A growing number of lawmakers and Facebook insiders are raising concerns about whether the company, and its CEO Mark Zuckerberg, have too much power. On Thursday, Facebook shareholders made a similar case to Zuckerberg and other Facebook executives.
Facebook investors voted on eight stockholder proposals presented at the company’s annual shareholder meeting on Thursday, including multiple recommendations to put checks on Zuckerberg’s ironclad grip on the company he founded.
Each of the stockholder proposals were ultimately voted down, as Facebook recommended.
Zuckerberg has the majority of voting power over Facebook, thanks to his ownership of a special class of stock — Class B — that comes with 10 votes per share. Zuckerberg also serves as the chairman of Facebook’s board of directors.
After more than two years of scandals swirling around the company, some shareholders argue Facebook’s corporate governance needs to change.
One proposal calls for Facebook to appoint an independent board chair — the absence of which, shareholders argue, “contributed to Facebook missing, or mishandling, a number of severe controversies.”
Another stockholder proposal calls for Facebook to eliminate its Class B shares, paving the way for shareholders to limit Zuckerberg’s power and “hold management accountable.” As shareholders put it in the proposal, “Fake news, election interference, and threats to our democracy — shareholders need more than deny, deflect, and delay.”
“Shareholders continue to have no recourse against the board or management when scandals pull down shareholder value,” Abigail Shaw, with NorthStar Asset Management, said in her remarks presenting the latter proposal at the meeting Thursday. “We are at a vital impasse for our company.”
When asked by an attendee about these proposals to limit his control over the company, Zuckerberg effectively deflected by repeating a call for an updated regulatory framework for how companies like Facebook address difficult issues.
“I don’t think that people overall would want companies to have so much unilateral authority to make decisions over speech and elections and privacy,” Zuckerberg said at the event. “I think the big question that we need to answer is: what is the right framework, whether it’s regulation or industry bodies, that will enable us to solve the specific issues we’re grappling with?”
It’s not the first time Zuckerberg has faced investor concerns about his power. For years, shareholders have put forward proposals to eliminate Zuckerberg’s disproportionate voting rights.
At the annual shareholder meeting last year, one investor in attendance went so far as to claim Facebook was at risk of becoming a “corporate dictatorship.” At the meeting Thursday, Natasha Lamb of Arjuna Capital struck a similar note, lamenting what she called Zuckerberg’s “failing autocracy.”
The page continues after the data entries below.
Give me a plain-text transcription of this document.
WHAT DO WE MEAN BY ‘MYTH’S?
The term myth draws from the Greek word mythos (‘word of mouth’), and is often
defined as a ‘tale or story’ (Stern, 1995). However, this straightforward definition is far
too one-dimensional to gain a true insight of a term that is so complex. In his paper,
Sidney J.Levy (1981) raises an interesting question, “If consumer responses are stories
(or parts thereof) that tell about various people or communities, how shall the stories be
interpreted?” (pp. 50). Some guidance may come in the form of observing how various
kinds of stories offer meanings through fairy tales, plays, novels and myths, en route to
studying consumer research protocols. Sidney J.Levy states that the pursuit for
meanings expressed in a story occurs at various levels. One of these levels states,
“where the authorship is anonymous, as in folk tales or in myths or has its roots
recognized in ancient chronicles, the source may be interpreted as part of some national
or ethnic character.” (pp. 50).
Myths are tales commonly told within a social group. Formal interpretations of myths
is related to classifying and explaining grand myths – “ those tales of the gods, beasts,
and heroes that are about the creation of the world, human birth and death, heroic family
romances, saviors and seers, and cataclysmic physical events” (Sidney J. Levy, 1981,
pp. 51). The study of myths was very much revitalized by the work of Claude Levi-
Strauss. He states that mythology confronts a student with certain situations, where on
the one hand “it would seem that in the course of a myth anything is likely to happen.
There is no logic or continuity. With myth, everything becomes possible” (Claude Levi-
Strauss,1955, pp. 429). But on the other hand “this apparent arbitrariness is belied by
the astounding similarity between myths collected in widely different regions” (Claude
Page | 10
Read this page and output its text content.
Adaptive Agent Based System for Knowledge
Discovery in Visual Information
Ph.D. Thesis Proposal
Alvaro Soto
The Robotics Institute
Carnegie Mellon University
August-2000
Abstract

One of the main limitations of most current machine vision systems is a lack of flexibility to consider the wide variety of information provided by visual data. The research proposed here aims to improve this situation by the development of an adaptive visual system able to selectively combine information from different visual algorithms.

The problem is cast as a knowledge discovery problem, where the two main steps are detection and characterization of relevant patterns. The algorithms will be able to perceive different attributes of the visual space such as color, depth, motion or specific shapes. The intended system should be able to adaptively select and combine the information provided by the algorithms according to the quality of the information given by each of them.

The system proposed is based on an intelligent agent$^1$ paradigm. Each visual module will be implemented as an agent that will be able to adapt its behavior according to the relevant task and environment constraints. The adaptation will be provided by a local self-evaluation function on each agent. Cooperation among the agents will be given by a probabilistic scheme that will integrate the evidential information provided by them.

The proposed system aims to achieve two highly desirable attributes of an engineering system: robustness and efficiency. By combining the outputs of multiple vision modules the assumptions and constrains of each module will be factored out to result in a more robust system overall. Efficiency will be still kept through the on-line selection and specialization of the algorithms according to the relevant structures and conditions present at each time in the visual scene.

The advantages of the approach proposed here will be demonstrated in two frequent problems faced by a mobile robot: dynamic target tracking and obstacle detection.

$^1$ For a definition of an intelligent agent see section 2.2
But the latest slate of stockholder proposals comes at a time when Facebook and its tech peers are confronting greater antitrust concerns.
Rep. David Cicilline, the chairman of the House Antitrust Subcommittee, has called for an antitrust investigation into Facebook, with a focus on its acquisitions of Instagram and WhatsApp, both of which now have more than a billion users.
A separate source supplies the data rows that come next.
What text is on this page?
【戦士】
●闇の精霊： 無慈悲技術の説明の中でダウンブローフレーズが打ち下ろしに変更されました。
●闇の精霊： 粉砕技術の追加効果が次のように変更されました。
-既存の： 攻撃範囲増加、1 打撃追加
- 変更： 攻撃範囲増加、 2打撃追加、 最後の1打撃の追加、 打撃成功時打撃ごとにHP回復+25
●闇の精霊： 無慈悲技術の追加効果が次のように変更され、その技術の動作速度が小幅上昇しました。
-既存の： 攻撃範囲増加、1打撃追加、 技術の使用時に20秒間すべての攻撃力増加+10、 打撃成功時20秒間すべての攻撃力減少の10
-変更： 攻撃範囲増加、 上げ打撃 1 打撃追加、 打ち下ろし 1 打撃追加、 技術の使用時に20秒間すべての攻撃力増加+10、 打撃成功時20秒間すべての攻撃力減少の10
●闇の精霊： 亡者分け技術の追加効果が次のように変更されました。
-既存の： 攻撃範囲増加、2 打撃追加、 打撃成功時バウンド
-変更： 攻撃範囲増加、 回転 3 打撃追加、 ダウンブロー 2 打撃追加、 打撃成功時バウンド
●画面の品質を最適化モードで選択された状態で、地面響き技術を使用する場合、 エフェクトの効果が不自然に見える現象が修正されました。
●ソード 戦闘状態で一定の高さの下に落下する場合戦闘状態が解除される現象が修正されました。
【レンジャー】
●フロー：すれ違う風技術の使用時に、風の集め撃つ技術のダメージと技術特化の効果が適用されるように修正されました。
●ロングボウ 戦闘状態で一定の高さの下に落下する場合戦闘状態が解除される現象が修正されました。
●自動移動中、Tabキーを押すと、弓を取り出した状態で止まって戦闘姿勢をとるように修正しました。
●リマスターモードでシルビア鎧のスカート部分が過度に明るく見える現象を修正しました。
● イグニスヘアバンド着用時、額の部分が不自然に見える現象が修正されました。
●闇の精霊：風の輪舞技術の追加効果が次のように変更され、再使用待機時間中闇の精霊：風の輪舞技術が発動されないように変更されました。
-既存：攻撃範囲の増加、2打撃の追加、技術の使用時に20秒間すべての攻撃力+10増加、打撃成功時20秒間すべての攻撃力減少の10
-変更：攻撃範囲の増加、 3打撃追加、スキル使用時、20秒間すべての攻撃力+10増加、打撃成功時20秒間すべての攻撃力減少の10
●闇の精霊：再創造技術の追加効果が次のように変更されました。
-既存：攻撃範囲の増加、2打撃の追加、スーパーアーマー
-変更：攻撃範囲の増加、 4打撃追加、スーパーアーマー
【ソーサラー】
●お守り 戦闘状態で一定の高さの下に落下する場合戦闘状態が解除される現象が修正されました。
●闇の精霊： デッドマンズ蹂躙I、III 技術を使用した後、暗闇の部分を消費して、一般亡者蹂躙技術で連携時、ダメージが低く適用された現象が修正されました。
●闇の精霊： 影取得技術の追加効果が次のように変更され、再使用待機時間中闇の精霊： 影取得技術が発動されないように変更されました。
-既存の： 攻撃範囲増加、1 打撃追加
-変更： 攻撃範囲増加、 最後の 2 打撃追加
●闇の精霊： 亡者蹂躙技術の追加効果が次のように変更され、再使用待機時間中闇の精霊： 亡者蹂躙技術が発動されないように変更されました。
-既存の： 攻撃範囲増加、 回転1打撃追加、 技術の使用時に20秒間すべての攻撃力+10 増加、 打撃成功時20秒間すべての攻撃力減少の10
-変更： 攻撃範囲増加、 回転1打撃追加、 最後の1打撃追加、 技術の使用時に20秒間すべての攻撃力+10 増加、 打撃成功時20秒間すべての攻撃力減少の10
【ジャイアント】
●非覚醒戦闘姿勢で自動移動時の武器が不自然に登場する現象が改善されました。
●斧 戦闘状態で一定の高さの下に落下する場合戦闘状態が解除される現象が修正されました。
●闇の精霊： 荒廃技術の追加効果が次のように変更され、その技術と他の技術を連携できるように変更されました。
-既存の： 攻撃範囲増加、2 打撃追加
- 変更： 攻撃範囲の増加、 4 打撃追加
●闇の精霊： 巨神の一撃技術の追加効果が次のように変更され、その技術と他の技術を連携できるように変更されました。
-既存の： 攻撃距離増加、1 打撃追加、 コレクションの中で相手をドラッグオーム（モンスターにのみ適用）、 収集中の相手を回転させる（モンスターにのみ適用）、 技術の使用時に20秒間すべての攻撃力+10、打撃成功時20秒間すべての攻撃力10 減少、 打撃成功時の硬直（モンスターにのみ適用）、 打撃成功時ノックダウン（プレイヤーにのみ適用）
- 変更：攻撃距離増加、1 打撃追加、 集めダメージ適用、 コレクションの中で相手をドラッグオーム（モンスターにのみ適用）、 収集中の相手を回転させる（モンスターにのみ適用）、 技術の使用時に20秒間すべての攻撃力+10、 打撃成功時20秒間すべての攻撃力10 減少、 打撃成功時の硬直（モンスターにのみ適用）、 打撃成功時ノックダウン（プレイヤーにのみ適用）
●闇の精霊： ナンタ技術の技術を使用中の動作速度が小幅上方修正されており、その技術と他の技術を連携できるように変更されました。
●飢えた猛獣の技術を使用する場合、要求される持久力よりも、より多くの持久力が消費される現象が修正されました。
Earlier this month, Facebook cofounder Chris Hughes called for Facebook to be broken up and raised concerns about Zuckerberg’s “unchecked power.” Shortly after, Alex Stamos, Facebook’s former chief security officer, said his old boss should “give up” some of his power and hire a new CEO.
One shareholder proposal notes the growing “calls for the company to be broken up,” and asks that Facebook’s board bring on advisors to “study strategic alternatives.” One of the options the proposal suggests the board consider: selling off “one or more subsidiaries.”
Yet, it’s precisely the power Zuckerberg is being criticized for having that all but ensured each of these proposals would ultimately fail, as versions of them have in prior years.